Il documentario di Ferrario arriva in sala da Venezia
di Paola Dei
Proiettato alla 71 Mostra d’Arte Cinematografica di Venezia, dopo un film del grande regista centenario Manoel De Oliveira, il documentario di Davide Ferrario arriva nelle sale cinematografiche con il titolo insolito dato da Dino Buzzati al commento di un documentario industriale del 1964: Il pianeta acciaio, per descrivere le lavorazioni degli altiforni.L’industria e lo sviluppo tecnologico hanno caratterizzato l’intero XX secolo con l’idea positiva di progresso, crescita e sviluppo. Con i materiali messi a disposizione dall’Archivio Nazionale del Cinema d’Impresa del Centro Sperimentale di Cinematografia d’Ivrea, il documentario mostra come questa idea si sia concretizzata attraverso i decenni.

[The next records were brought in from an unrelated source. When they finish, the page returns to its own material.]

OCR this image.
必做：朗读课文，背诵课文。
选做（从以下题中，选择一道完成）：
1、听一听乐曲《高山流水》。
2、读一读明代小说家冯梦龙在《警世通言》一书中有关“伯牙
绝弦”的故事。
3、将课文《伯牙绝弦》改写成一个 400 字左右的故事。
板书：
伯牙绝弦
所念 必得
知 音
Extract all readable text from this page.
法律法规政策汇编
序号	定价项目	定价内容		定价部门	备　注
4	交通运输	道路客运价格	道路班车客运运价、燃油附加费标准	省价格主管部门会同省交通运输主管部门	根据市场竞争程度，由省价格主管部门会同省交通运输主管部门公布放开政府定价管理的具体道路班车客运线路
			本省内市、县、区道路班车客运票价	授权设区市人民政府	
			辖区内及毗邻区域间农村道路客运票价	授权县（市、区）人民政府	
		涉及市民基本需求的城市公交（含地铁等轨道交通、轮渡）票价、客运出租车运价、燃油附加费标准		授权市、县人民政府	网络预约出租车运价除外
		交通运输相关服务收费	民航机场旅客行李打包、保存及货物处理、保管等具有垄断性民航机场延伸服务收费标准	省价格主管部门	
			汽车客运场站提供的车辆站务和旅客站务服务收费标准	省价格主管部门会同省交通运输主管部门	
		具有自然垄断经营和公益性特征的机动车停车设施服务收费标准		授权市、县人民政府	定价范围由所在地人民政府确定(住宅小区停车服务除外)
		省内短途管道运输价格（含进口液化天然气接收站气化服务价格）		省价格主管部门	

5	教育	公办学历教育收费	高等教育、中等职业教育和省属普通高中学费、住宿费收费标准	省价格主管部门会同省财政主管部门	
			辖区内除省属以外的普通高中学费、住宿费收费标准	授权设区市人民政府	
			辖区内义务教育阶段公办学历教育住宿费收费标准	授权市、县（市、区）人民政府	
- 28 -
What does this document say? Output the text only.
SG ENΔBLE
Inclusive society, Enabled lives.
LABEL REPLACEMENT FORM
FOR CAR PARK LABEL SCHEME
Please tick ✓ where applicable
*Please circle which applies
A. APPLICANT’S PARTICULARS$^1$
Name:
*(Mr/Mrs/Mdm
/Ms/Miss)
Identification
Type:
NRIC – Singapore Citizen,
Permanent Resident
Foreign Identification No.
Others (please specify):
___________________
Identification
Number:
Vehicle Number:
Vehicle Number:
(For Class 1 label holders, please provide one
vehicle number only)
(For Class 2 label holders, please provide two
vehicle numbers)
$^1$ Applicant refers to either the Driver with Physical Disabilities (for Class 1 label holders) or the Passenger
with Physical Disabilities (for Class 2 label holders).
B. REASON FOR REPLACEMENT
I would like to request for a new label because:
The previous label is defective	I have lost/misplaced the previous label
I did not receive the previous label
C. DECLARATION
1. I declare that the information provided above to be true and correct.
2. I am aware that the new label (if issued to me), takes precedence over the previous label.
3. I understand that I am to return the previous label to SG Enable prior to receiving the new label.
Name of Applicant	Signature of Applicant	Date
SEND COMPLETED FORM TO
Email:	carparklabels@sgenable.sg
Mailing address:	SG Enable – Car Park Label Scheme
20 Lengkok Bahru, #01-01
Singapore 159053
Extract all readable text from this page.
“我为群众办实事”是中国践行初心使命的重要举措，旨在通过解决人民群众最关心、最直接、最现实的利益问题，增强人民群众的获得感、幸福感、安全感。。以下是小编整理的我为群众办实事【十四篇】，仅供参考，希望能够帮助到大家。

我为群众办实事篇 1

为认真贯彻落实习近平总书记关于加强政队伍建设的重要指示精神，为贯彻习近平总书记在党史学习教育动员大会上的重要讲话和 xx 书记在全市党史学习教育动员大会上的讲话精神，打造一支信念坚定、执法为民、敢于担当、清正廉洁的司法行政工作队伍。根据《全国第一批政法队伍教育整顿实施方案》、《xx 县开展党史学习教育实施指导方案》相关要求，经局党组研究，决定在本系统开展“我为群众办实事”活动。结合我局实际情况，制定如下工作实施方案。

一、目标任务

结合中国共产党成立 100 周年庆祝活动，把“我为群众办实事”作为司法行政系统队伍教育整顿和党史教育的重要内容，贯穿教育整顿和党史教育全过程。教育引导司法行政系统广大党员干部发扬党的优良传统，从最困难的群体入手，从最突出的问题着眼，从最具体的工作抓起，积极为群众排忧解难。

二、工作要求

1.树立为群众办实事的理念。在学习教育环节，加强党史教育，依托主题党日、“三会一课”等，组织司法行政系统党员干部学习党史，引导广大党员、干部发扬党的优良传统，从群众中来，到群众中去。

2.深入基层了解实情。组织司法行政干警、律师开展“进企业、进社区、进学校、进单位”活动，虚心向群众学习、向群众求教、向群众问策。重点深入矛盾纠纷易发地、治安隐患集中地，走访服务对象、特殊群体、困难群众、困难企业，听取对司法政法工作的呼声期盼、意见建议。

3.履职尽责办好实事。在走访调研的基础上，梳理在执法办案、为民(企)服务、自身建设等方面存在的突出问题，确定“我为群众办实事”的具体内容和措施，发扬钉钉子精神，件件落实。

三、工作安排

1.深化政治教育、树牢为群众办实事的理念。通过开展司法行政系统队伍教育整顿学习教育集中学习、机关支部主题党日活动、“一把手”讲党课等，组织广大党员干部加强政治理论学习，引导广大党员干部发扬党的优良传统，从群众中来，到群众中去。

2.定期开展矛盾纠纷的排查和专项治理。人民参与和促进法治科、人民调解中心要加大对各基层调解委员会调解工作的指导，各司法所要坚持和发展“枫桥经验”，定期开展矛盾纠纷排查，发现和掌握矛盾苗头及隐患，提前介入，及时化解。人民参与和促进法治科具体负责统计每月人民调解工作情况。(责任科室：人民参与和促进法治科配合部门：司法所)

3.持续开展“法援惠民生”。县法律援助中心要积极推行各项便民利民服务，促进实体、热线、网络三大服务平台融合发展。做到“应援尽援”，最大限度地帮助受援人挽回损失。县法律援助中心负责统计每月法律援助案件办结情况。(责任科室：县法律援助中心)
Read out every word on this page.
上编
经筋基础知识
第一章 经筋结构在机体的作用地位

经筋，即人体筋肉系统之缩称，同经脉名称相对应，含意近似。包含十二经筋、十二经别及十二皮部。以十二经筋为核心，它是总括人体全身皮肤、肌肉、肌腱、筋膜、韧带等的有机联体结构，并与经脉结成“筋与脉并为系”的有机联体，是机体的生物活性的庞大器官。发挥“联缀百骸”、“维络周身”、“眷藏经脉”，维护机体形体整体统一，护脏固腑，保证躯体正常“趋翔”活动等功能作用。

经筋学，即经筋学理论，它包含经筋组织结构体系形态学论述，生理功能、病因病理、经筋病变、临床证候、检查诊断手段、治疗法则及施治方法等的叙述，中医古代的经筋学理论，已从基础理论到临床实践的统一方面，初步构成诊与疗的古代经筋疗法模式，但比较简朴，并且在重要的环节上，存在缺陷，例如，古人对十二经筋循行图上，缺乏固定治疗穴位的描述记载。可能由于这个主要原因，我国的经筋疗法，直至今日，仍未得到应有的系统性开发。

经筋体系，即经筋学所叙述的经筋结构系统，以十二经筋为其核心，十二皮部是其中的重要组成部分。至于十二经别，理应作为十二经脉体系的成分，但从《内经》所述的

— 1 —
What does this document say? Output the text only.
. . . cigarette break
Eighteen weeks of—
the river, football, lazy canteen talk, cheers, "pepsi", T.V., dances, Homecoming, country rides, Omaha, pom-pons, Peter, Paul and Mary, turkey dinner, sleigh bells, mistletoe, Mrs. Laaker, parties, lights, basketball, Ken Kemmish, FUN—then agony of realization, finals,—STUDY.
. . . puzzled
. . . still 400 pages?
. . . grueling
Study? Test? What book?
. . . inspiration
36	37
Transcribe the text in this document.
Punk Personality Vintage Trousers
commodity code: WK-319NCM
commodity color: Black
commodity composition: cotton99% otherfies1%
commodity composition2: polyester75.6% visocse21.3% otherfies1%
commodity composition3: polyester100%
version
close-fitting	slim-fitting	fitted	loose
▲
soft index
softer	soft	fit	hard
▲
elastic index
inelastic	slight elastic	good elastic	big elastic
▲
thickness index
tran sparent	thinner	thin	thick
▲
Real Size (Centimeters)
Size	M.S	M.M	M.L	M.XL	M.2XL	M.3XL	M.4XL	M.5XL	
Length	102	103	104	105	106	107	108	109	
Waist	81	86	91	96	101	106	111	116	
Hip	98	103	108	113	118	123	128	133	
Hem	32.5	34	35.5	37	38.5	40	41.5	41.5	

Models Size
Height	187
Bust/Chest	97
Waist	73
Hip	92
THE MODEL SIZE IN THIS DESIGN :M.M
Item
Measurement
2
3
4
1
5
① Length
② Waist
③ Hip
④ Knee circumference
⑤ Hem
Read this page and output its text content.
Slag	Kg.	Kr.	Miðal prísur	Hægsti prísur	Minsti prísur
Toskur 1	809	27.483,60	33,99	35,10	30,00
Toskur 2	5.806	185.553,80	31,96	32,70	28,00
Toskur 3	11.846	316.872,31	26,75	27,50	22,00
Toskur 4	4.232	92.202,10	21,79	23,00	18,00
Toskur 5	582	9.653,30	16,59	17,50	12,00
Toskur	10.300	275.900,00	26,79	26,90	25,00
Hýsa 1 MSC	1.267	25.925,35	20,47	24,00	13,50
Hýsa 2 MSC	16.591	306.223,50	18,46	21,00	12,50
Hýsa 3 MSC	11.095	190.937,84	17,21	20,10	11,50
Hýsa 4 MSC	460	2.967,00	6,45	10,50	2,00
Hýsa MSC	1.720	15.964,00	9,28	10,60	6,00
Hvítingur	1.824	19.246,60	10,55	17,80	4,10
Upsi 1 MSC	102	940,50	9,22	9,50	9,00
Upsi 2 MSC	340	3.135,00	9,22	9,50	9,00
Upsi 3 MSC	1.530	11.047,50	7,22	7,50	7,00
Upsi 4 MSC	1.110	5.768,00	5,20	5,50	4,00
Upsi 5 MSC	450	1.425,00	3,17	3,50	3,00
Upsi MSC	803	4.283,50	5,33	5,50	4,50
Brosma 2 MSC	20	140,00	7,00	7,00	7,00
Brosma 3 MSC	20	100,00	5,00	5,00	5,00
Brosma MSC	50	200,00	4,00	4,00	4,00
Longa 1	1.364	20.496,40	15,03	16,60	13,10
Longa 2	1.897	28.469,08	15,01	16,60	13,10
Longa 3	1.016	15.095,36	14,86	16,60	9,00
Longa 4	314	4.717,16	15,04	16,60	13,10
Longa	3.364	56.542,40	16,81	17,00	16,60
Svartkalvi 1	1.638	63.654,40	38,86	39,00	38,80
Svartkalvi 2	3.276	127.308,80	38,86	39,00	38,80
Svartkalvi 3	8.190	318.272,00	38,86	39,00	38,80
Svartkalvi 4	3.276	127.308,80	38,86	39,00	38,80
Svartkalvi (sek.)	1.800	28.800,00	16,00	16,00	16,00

Davide Ferrario, capace di realizzare film di finzione, mostra di essere anche un acuto documentarista che riesce a far parlare immagini del passato senza mai snaturare e, per condurci ad osservare l’opera dal suo punto di vista, stimolato dall’archivista e cinefilo Sergio Toffetti. Sulla scena passano i volti degli operai di un tempo non troppo remoto a testimoniare il bisogno di riscatto sociale ma anche con il desiderio di dare un contributo alla crescita collettiva che oggi sembra essersi smarrito in solitudini in eterna lotta fra di loro. Ferrario comprende molto bene che quell’utopia mostra proprio nei nostri tempi il suo misero e non indolore fallimento. Sa che l’osservatore di oggi rabbrividisce quando vede abbattere uliveti per fare spazio a quell’ILVA che a Taranto ha portato lavoro ma anche morte. Ha la certezza però che quello sia stato un periodo pieno di sogni, speranze ed energie spesso incoscienti ma meravigliosamente proiettate verso il futuro, cosa di cui sentiamo grande mancanza adesso. Nel racconto affianca le immagini con citazioni di uomini di cultura che vanno da Marinetti a Gadda, da Primo Levi a Pasolini fino a Buzzati. Tra tutte ne va ricordata una che marca con dolente sensibilità il film. È di Pier Paolo Pasolini: “Nei primi anni sessanta, a causa dell’inquinamento dell’aria e, soprattutto, in campagna, a causa dell’inquinamento dell’acqua (gli azzurri fiumi e le rogge trasparenti) sono cominciate a scomparire le lucciole. Il fenomeno è stato fulmineo e folgorante. Dopo pochi anni le lucciole non c’erano più. Sono ora un ricordo, abbastanza straziante, del passato: e un uomo anziano che abbia un tale ricordo, non può riconoscere nei nuovi giovani se stesso giovane, e dunque non può più avere i bei rimpianti di una volta”. Parole scritte nel 1975.